- Directed by: Robert Florey
- Screenplay by: Richard H. Landau (as Richard Landau)
- Based on: Damon Runyon (based on a story by)
- Produced by: Benedict Bogeaus
- Starring: Pat O'Brien; Wayne Morris; Dolores Moran; Gayle Reed;
- Cinematography: Lucien N. Andriot
- Edited by: Frank Sullivan
- Color process: Black and white
- Production company: Benedict Bogeaus Productions
- Distributed by: United Artists
- Release dates: May 5, 1950; November 16, 1950 (New York);
- Running time: 78 minutes
- Country: United States
- Language: English

= Johnny One-Eye =

1950 film by Robert Florey

Johnny One-Eye is a 1950 American film noir crime film directed by Robert Florey and starring Pat O'Brien, Wayne Morris, Dolores Moran and Gayle Reed.

== Plot ==
In Manhattan, former gangster turned legitimate businessman Martin Martin has become the target of a politically ambitious district attorney who has offered immunity for Martin's former crime partner Dane Cory in exchange for his testimony.
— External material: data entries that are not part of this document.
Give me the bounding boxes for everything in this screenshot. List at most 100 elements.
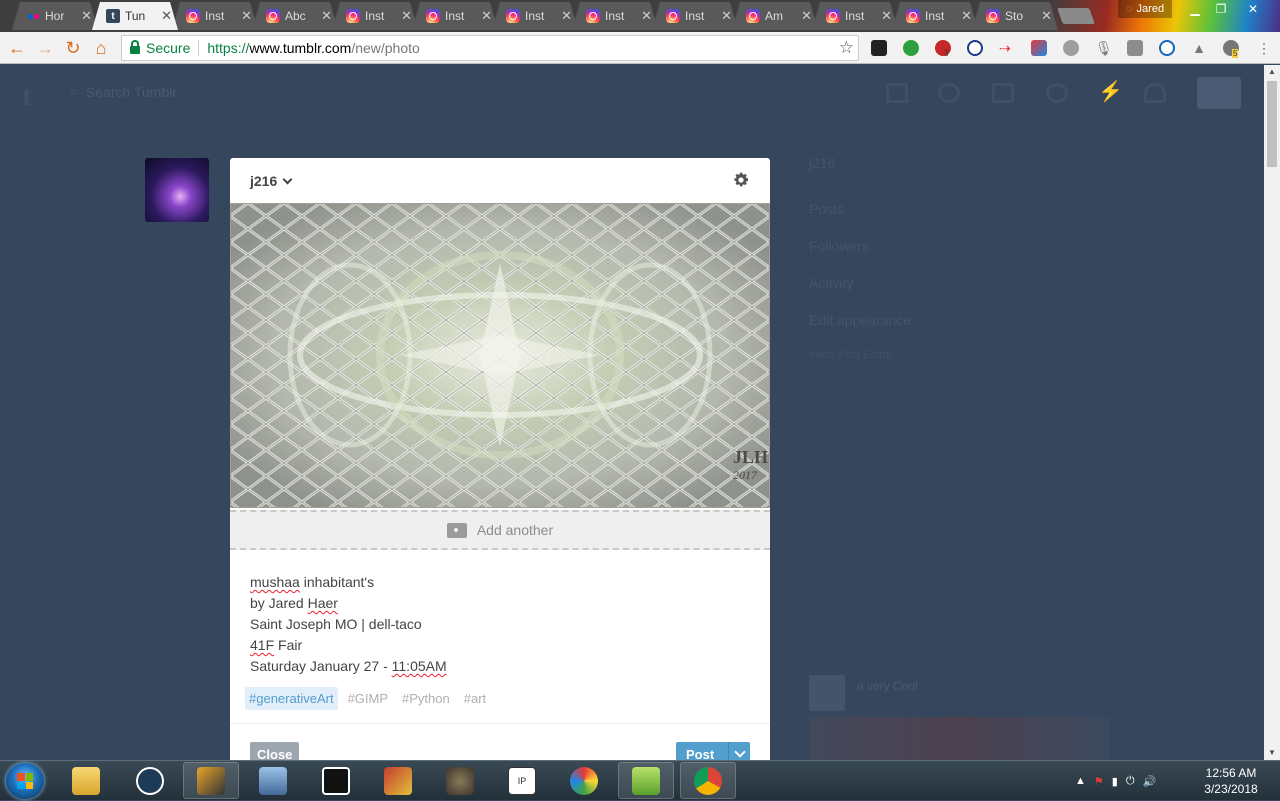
volume-icon[interactable]: 🔊 <box>1143 775 1157 788</box>
window-close-icon[interactable]: ✕ <box>1240 0 1266 18</box>
add-another-photo-button[interactable]: Add another <box>230 510 770 550</box>
scrollbar-thumb[interactable] <box>1267 81 1277 167</box>
post-button[interactable]: Post <box>676 742 750 760</box>
extension-search-icon[interactable] <box>967 40 983 56</box>
extension-red-icon[interactable]: 3 <box>935 40 951 58</box>
tab-close-icon[interactable]: ✕ <box>81 8 92 24</box>
tab-close-icon[interactable]: ✕ <box>481 8 492 24</box>
taskbar-paint[interactable] <box>556 762 612 799</box>
browser-tab[interactable]: Inst ✕ <box>332 2 418 30</box>
close-button[interactable]: Close <box>250 742 300 760</box>
scroll-up-icon[interactable]: ▲ <box>1264 65 1280 79</box>
sidebar-item-followers[interactable]: Followers <box>809 238 1109 275</box>
bookmark-star-icon[interactable]: ☆ <box>839 38 854 58</box>
taskbar-ipython[interactable]: IP <box>494 762 550 799</box>
tab-close-icon[interactable]: ✕ <box>801 8 812 24</box>
account-icon[interactable] <box>1144 83 1166 103</box>
browser-tab[interactable]: Inst ✕ <box>572 2 658 30</box>
extension-swirl-icon[interactable] <box>1159 40 1175 56</box>
browser-tab[interactable]: Abc ✕ <box>252 2 338 30</box>
browser-tab[interactable]: Inst ✕ <box>812 2 898 30</box>
tab-close-icon[interactable]: ✕ <box>241 8 252 24</box>
post-photo[interactable]: JLH 2017 <box>230 203 770 508</box>
extension-green-globe-icon[interactable] <box>903 40 919 56</box>
taskbar-gimp[interactable] <box>432 762 488 799</box>
browser-tab[interactable]: Am ✕ <box>732 2 818 30</box>
taskbar-clock[interactable]: 12:56 AM 3/23/2018 <box>1196 765 1266 797</box>
browser-tab[interactable]: Inst ✕ <box>652 2 738 30</box>
taskbar-game-app[interactable] <box>370 762 426 799</box>
explore-compass-icon[interactable] <box>938 83 960 103</box>
tab-close-icon[interactable]: ✕ <box>161 8 172 24</box>
tab-close-icon[interactable]: ✕ <box>401 8 412 24</box>
microphone-icon[interactable]: 🎙 <box>1095 40 1113 56</box>
new-tab-button[interactable] <box>1057 8 1095 24</box>
tab-close-icon[interactable]: ✕ <box>721 8 732 24</box>
reload-icon[interactable]: ↻ <box>62 37 84 59</box>
browser-tab[interactable]: Inst ✕ <box>412 2 498 30</box>
tab-close-icon[interactable]: ✕ <box>881 8 892 24</box>
tab-close-icon[interactable]: ✕ <box>641 8 652 24</box>
sidebar-item-edit-appearance[interactable]: Edit appearance <box>809 312 1109 349</box>
browser-tab[interactable]: t Tun ✕ <box>92 2 178 30</box>
tag-list[interactable]: #generativeArt #GIMP #Python #art <box>245 687 490 710</box>
taskbar-file-explorer[interactable] <box>58 762 114 799</box>
tag-python[interactable]: #Python <box>398 687 454 710</box>
sidebar-item-posts[interactable]: Posts <box>809 201 1109 238</box>
chrome-menu-icon[interactable]: ⋮ <box>1256 40 1272 56</box>
sidebar-recommended-card[interactable]: a very Cool <box>809 675 1109 777</box>
tray-expand-icon[interactable]: ▲ <box>1075 775 1086 787</box>
restore-icon[interactable]: ❐ <box>1208 0 1234 18</box>
address-bar[interactable]: Secure https://www.tumblr.com/new/photo … <box>121 35 859 61</box>
sidebar-item-activity[interactable]: Activity <box>809 275 1109 312</box>
home-dashboard-icon[interactable] <box>886 83 908 103</box>
browser-tab[interactable]: Sto ✕ <box>972 2 1058 30</box>
taskbar-winamp[interactable] <box>183 762 239 799</box>
forward-arrow-icon[interactable]: → <box>34 37 56 59</box>
post-options-chevron-icon[interactable] <box>728 742 750 760</box>
tab-close-icon[interactable]: ✕ <box>1041 8 1052 24</box>
messaging-icon[interactable] <box>1046 83 1068 103</box>
tag-art[interactable]: #art <box>460 687 490 710</box>
browser-tab[interactable]: Inst ✕ <box>892 2 978 30</box>
action-center-flag-icon[interactable]: ⚑ <box>1094 775 1104 788</box>
network-signal-icon[interactable]: ▮ <box>1112 775 1118 788</box>
browser-tab[interactable]: Inst ✕ <box>492 2 578 30</box>
minimize-icon[interactable]: ▁ <box>1182 0 1208 18</box>
taskbar-tree-app[interactable] <box>122 762 178 799</box>
tab-close-icon[interactable]: ✕ <box>961 8 972 24</box>
power-icon[interactable]: ⏻ <box>1126 775 1135 788</box>
taskbar-chrome[interactable] <box>680 762 736 799</box>
home-icon[interactable]: ⌂ <box>90 37 112 59</box>
tumblr-logo[interactable]: t <box>22 79 32 113</box>
extension-dark-icon[interactable] <box>871 40 887 56</box>
blog-selector[interactable]: j216 <box>250 173 293 189</box>
browser-tab[interactable]: Hor ✕ <box>12 2 98 30</box>
tag-gimp[interactable]: #GIMP <box>344 687 392 710</box>
tumblr-search[interactable]: ⌕ Search Tumblr <box>70 83 177 100</box>
avatar[interactable] <box>145 158 209 222</box>
taskbar-notepadpp[interactable] <box>618 762 674 799</box>
profile-button[interactable]: ◌ Jared <box>1118 0 1173 18</box>
extension-arrow-icon[interactable]: ⇢ <box>999 40 1015 56</box>
taskbar-network-app[interactable] <box>245 762 301 799</box>
tab-close-icon[interactable]: ✕ <box>321 8 332 24</box>
extension-s-icon[interactable] <box>1031 40 1047 56</box>
sidebar-item-mass-editor[interactable]: Mass Post Editor <box>809 349 1109 386</box>
tab-close-icon[interactable]: ✕ <box>561 8 572 24</box>
scroll-down-icon[interactable]: ▼ <box>1264 746 1280 760</box>
drive-icon[interactable]: ▲ <box>1191 40 1207 56</box>
extension-grey-icon[interactable] <box>1127 40 1143 56</box>
inbox-icon[interactable] <box>992 83 1014 103</box>
tag-generativeart[interactable]: #generativeArt <box>245 687 338 710</box>
start-button[interactable] <box>6 763 44 799</box>
compose-post-button[interactable] <box>1197 77 1241 109</box>
taskbar-terminal-app[interactable] <box>308 762 364 799</box>
extension-cat-icon[interactable] <box>1063 40 1079 56</box>
extension-multi-icon[interactable]: 5 <box>1223 40 1239 58</box>
gear-icon[interactable] <box>732 171 750 189</box>
activity-lightning-icon[interactable]: ⚡ <box>1098 79 1123 103</box>
back-arrow-icon[interactable]: ← <box>6 37 28 59</box>
post-caption-field[interactable]: mushaa inhabitant's by Jared Haer Saint … <box>250 572 750 677</box>
browser-tab[interactable]: Inst ✕ <box>172 2 258 30</box>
After being informed about the deal and narrowly escaping arrest, Martin visits Cory to dissuade him from testifying. The meeting becomes a shootout in which Martin is shot but kills one of Cory's henchmen before fleeing. With his picture on newspaper front pages and a reward on his head, Martin hides in an abandoned house. While recovering to prepare a final assault on Cory, he adopts an injured dog that strays into his hideout and names him Johnny One-Eye.

==Cast==
- Pat O'Brien as Martin Martin
- Wayne Morris as Dane Cory
- Dolores Moran as Lily White
- Gayle Reed as Elsie White
- Donald Woods as Vet
- Barton Hepburn as Cory Henchman
- Raymond Largay as Lawbooks
- Lawrence Cregar as Ambrose
- Forrest Taylor as Man on Street who quotes Lord Byron
- Lester Allen as Designer-Choreographer
- Jimmy Little as Captain of Police
- Jack Overman as Lippy
- Lyle Talbot as Official from District Attorney's Office
- Harry Bronson as Cute Freddy

== Reception ==
In a contemporary review for The New York Times, critic Thomas M. Pryor wrote:[T]here is no evidence in the screen-play version by Richard Landau of the spirit that distinguished Mr. Runyon's flavorsome chronicles of picturesque underworld characters. Nor is there any vitality in the direction or the performances of a competent cast headed by Pat O'Brien. ... Robert Florey, who directed, never succeeds in bringing any effective degree of tension to the manhunt and has handled with marked clumsiness a number of sequences involving a curly-headed little girl—a blurred carbon copy of Little Miss Marker herself—who is abused by one of the racketeers and befriended by the other. After about five minutes of little Gayle Reed's self-conscious cuteness even a tolerant parent is likely to run screaming from the theatre.